I mean, I don't know that we'll see anything — I mean, this — the fellow who did this comes from, you know, an ad-producing background. So it was very slickly done. It does speak to the stereotype about her.

I think what's really interesting is, it presents a dilemma for the mainstream media. I mean, they are enjoying it. I — they are writing about it. They are, I think, partially doing it to show that they're hip.

But now you have — the candidates aren't controlling the message. The media aren't controlling the message. Somebody out on YouTube.

BURNS: The campaign isn't controlling the message.

CAL THOMAS, SYNDICATED COLUMNIST: That's the key. That's the key.

HALL: Yes. Yes, that's what I said. The campaign or the — neither one.

But the broadcast — I mean, I think that in some ways this really does say that we're into a new media error. Whatever Neal says.


GABLER: Only if the mainstream media picks it up.

BURNS: Cal, we don't even know who this person is, I think. He's just identified by.


THOMAS: agency that's affiliated with Obama.

But I want to pick up on what Jane said, because she's absolutely right. These high-priced consultants, these people who are paid big bucks to come up with commercials like the Swift Boat commercials that pretty much deep-sixed John Kerry are really now losing their power rapidly.
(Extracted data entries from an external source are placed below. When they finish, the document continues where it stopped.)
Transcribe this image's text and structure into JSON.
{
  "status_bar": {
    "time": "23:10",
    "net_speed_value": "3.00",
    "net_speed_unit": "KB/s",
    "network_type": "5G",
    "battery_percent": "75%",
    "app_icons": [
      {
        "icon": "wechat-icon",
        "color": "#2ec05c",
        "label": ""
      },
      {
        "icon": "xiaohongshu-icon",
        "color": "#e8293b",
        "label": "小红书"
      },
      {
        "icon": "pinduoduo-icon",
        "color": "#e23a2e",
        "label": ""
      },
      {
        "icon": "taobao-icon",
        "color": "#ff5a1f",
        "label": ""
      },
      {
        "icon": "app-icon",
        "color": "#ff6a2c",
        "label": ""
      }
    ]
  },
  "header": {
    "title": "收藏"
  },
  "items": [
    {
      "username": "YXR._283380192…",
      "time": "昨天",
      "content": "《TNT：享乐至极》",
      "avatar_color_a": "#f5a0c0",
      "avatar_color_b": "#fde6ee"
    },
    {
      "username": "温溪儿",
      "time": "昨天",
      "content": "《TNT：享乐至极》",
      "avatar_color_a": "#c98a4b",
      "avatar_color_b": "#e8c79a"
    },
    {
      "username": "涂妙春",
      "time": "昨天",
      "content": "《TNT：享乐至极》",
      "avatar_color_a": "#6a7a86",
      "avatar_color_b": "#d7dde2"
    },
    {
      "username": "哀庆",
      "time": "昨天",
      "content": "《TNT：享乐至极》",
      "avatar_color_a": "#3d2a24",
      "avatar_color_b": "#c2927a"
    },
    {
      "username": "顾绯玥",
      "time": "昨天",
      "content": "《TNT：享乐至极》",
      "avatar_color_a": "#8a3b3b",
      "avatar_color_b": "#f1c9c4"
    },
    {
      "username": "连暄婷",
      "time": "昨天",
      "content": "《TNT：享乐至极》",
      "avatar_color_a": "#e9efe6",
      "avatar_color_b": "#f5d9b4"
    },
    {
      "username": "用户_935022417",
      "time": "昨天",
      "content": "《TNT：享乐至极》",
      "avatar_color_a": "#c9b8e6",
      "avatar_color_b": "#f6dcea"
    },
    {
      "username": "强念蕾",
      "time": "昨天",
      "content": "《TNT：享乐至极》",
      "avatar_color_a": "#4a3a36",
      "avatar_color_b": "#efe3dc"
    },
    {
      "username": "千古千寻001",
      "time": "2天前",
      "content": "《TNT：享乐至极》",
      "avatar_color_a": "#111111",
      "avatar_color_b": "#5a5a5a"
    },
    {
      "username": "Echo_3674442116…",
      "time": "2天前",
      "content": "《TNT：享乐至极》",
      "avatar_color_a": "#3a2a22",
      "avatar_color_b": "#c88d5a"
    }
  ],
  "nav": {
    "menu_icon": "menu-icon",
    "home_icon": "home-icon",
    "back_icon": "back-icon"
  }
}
Anybody now — and this was very sophisticated, this — this thing, not an ad, because it wasn't paid for — but this creation. Anybody now can do something like that, and therefore generate some power of their own to be players, if they're really good, in the political battle.

BURNS: But does this mean that the campaigns will cut back on their spending, Jim, because they figure, those who support us are going to make their own ads for us?

PINKERTON: No, they'll — they'll — the campaigns so far are just trying to hire every blogger they possibly can to put them all on the payroll. And I think it just means that the circle gets wider.

Look, again, the reason this ad took off, it meant something. The reason why the macaca ad was so devastating against George Allen was it meant something. And there's other things going around that are floating around YouTube, too, like Jim Cramer on CNBC kind of confessed, seemingly, to stock manipulation. And that is up on YouTube as well.

So there's lots of — if it — if the YouTube thing has to have some — a content to it that people judge to be worthy. That's why it takes off. It's not really.


GABLER: It takes off because the mainstream media.

PINKERTON: That's right.

GABLER: ...focused on it.


GABLER: But let me just pick up on one thing that Jim said.

It's very interesting, what this — what the real subtext of this is, is Hillary hating. If you hate Hillary Clinton, you — you're going to get traction in the mainstream media.

PINKERTON: Neal's right about that.

HALL: But there's another dilemma, which is — you just — you put anonymous stuff out, if you air it, how do you frame it? How do you talk about it if you're going to put it on? I mean, we could see far worse stuff.

THOMAS: Bottom line, the media want a contest. They don't want a coronation. This brings Hillary down a little bit, brings maybe Obama up a bit. They like that.

BURNS: And this puts more contestants into the contest.

THOMAS: Exactly right.

BURNS: Thank you.

THOMAS: Thank you.

BURNS: It's time for a break. Why is that so funny?